No se trata de politizar aquellos esfuerzos; es obligación de todos, sin colores políticos, defender la lucha por la eficiente y encomiable labor desarrollada por todos los Centros de Toxicomanías Nacionales, lucha que será larga y será hasta el final, compartida por todos, sean de aquí, sean de allá o del mismo infierno.
Todas las familias, por muy poderosas que sean algunas, están expuestas a sufrir el percance más triste, como puede ser, tener a alguien en su ceno, caído en la trampa suicida de la horrible adición.
Personalmente, y gracias a Dios, no puedo quejarme, hemos tenido suerte de permanecer limpios, en ese sentido.
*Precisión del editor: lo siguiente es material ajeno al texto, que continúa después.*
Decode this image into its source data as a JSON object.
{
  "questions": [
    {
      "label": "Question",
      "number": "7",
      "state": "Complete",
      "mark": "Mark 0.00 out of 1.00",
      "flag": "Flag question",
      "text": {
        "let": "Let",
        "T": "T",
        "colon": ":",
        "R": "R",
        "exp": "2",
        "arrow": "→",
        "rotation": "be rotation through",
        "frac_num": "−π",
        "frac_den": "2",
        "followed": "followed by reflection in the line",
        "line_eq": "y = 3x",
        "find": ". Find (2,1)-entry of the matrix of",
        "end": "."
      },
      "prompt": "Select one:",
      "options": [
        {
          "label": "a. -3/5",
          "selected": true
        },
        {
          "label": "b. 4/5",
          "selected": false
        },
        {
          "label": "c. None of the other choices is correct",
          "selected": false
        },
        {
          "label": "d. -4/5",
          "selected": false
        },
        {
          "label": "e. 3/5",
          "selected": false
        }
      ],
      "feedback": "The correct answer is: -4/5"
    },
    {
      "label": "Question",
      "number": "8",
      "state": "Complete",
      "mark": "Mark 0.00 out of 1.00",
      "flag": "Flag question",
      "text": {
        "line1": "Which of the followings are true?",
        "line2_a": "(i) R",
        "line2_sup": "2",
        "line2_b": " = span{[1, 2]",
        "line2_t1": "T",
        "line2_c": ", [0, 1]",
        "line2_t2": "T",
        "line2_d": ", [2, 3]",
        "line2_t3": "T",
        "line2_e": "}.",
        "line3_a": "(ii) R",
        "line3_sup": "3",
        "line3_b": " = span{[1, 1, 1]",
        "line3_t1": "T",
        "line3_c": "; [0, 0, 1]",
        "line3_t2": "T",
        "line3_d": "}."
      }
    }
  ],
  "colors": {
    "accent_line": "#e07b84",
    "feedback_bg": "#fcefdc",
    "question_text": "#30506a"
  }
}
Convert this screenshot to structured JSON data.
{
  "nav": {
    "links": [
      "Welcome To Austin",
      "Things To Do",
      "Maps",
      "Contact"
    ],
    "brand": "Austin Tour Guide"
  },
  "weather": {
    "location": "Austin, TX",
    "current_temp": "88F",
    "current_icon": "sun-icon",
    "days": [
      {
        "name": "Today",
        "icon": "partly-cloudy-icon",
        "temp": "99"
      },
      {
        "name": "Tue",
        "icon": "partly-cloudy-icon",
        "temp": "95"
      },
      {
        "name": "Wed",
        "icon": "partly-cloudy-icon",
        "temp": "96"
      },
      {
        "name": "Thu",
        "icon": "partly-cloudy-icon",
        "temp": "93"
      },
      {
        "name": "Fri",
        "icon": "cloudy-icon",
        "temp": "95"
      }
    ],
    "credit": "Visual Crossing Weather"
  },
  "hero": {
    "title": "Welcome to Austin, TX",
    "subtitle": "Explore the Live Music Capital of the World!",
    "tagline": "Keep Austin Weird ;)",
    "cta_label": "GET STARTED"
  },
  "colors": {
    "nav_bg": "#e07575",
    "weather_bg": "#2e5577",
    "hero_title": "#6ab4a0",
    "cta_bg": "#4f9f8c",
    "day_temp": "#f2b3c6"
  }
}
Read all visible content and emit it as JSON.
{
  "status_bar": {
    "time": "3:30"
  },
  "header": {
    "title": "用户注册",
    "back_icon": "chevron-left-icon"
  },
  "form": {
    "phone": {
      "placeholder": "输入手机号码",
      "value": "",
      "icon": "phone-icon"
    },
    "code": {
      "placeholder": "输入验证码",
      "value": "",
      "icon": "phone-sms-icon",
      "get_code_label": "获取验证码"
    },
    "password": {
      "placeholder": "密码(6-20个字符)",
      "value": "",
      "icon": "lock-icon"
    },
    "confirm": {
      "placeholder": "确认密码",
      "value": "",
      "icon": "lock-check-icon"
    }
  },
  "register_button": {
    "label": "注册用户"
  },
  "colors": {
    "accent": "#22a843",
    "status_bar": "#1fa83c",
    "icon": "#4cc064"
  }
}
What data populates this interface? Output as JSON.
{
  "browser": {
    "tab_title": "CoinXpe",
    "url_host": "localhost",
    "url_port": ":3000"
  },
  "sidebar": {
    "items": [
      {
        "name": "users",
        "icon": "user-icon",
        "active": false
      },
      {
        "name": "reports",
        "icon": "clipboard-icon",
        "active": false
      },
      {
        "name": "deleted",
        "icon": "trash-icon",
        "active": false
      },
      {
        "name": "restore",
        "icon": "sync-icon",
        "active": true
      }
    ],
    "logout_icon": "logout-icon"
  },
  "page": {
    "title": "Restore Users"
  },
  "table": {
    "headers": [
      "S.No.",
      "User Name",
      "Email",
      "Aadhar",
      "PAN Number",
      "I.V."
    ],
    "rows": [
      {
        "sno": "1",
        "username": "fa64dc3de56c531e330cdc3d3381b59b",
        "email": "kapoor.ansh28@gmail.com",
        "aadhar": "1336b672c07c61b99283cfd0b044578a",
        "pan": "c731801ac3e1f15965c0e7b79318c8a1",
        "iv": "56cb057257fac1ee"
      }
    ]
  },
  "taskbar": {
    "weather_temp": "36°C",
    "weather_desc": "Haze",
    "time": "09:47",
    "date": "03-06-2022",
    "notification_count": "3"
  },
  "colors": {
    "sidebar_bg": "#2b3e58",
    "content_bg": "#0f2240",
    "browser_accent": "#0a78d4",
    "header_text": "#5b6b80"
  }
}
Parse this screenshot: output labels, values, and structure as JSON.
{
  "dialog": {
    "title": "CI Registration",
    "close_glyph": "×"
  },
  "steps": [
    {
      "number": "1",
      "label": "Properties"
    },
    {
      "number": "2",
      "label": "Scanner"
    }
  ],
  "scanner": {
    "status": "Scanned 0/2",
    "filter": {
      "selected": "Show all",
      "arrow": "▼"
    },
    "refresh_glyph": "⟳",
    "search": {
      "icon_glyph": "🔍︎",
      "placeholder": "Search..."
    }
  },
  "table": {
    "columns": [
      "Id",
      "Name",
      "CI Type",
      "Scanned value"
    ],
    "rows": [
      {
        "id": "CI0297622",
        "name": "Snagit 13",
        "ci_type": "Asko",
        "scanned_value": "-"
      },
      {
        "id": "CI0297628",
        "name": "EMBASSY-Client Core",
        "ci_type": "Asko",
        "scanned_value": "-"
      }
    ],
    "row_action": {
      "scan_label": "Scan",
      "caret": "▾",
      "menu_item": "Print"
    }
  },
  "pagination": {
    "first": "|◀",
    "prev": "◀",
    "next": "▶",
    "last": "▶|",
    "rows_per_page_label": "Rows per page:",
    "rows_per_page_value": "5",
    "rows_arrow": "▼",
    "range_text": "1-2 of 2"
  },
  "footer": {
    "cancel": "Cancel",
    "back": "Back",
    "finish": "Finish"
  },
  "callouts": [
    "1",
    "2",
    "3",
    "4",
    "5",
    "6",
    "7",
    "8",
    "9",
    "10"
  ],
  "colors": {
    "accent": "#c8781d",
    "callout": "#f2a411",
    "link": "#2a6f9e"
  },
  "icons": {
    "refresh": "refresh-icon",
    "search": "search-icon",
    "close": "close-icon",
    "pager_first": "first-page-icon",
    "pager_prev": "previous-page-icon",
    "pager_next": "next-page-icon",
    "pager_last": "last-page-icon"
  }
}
Pero, créanme, sería incapaz, por nada del mundo, de molestar -así porque sí- a los que quieren seguir trabajando, con honradez y justicia, por ayudar, en cuanto fuera posible, a la sociedad donde vivimos; y ello iba a ser positivo, agradeciéndole a ciertos sectores que sólo buscan protagonismo banal, que no obstaculicen con sus estériles argumentos, algunos de los muchos logros conseguidos en favor de la lucha contra la droga
Señores, colaboremos con tan maravillosa causa y la mejor forma de hacerlo es ayudando al enfermo, que no se sienta solo en tan terrible lucha, animémosle y escuchémosle cuando solicitan nuestra valiosísima ayuda, que no nos teman jamás ni vean en nosotros miedos algunos, ellos entienden nuestros buenos deseos y si fuera necesario compartamos su dolor mostrándoles nuestra mejor disposición. aceptándola como una posible solución al problema que nos ocupa y les atañe, entre tantas otras desgracias que siempre surgen. Y que repito, con la ayuda de tantos buenos colaboradores, de los Centros de Drogodependencia y la eminente gracia de Dios, un día ese terrible mal será vencido y definitivamente erradicado de nuestra sociedad.